Still, NVEI is profitable, as its adjusted earnings per share increased to $0.43 in Q3 2022 compared to $0.42 in Q3 2021. Additionally, on a trailing-12-month basis, the company reported $247.3 million in free cash flow (FCF).
Nuvei also reaffirmed its 2022 outlook as well as its medium and long-term forecasts. If Nuvei reaches the midpoint of its Q4 revenue forecast ($212 million based on a forecast of $197 million to $227 million), then its revenue will be in line with Q4 2021 and higher than Q3-2022’s revenue of $197.1 million.
Therefore, the business is holding up better than the stock’s performance suggests.
NVEI Stock May be Undervalued
Nuvei stock fell from glory because its stock was undoubtedly overvalued before. Now, things are much more reasonable. Analysts forecast $1.85 in EPS for Fiscal 2022 and $2.12 for the following year. This gives NVEI forward P/E ratios of 14.45x and 12.6x for 2022 and 2023, respectively. Considering NVEI’s high growth potential, it looks like it could be a value play here.
At the same time, though, beware that payment solutions companies face heavy competition and aren’t the strongest companies during recessions.
Analysts are Extremely Bullish on NVEI Stock
According to analysts, Nuvei has a Strong Buy consensus rating based on eight unanimous Buy ratings assigned in the past three months. The average NVEI price target of C$71.04 implies 95.8% upside potential. Recently, five-star Wolfe Research analyst Darrin Peller, ranked #263 out of 28,896 experts on TipRanks, reiterated a Buy rating on the stock with a US$35 price target (about C$47.21).
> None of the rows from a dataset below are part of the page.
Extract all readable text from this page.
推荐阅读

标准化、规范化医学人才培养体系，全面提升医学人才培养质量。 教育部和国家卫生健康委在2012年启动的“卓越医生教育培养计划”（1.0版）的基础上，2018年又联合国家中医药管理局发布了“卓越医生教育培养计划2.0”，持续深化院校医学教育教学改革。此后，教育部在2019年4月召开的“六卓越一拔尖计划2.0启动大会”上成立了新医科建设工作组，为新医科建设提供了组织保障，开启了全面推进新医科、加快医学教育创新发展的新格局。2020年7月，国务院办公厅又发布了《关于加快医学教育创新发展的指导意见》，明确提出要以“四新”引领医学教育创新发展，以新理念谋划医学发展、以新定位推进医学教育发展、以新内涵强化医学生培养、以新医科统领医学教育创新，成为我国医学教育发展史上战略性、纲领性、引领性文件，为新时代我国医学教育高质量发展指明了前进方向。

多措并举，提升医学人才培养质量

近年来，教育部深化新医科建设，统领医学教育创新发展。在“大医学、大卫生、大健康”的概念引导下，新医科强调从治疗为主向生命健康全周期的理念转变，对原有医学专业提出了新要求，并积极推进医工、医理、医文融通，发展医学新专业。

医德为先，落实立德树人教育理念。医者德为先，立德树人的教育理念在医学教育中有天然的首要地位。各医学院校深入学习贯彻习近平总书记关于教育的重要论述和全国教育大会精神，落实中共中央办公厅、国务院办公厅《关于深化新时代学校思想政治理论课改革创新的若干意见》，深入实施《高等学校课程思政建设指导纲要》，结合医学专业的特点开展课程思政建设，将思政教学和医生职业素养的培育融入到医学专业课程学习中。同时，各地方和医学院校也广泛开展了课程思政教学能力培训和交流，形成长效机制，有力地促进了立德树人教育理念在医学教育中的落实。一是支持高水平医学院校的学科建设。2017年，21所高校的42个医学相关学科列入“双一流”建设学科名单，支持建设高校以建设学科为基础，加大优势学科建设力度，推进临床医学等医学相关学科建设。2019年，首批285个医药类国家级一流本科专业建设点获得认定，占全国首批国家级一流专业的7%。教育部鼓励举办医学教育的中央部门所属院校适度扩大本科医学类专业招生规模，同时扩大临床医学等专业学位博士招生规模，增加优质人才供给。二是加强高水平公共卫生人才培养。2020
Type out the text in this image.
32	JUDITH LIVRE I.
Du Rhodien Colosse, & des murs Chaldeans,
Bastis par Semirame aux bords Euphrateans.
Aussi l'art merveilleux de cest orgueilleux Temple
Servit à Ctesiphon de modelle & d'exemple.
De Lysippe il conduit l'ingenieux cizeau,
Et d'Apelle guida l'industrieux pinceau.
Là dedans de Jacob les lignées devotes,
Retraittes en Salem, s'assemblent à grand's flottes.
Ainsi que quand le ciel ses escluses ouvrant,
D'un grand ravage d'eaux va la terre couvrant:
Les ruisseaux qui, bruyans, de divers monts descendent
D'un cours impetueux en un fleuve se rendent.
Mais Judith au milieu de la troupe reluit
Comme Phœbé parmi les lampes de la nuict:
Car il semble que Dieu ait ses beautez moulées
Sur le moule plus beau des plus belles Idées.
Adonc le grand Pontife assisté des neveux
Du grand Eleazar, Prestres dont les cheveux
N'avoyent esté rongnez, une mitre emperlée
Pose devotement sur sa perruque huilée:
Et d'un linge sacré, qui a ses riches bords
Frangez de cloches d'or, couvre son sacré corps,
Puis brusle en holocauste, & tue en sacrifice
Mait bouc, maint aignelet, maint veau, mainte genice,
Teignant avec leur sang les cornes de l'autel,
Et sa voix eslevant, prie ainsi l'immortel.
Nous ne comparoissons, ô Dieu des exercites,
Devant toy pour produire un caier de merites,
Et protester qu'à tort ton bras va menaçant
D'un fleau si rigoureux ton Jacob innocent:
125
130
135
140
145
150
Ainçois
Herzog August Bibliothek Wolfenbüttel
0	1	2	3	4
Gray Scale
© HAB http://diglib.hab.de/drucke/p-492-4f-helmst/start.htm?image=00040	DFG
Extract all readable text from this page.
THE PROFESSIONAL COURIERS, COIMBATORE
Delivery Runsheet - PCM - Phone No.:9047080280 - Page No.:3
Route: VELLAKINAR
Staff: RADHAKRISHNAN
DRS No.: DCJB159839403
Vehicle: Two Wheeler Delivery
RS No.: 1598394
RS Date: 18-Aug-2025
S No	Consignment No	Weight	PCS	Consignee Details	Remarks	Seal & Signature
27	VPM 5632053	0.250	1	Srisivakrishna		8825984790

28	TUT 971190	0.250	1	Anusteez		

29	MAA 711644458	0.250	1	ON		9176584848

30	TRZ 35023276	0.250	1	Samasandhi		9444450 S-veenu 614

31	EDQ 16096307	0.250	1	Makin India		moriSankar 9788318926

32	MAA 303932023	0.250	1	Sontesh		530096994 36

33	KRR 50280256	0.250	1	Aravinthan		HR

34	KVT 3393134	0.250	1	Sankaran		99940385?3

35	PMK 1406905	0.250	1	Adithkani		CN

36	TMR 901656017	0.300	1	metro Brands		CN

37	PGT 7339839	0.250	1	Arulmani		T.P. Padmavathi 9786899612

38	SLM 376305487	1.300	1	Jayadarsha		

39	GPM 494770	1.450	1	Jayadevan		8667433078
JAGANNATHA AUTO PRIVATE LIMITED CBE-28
The Takeaway: Consider NVEI Stock
NVEI operates in the quickly-growing digital payments market. Therefore, the company should continue to see growth in the long term, especially since it grows through acquisitions as well. Now that it’s more reasonably priced and analysts expect high upside potential, the stock is worth considering for growth investors.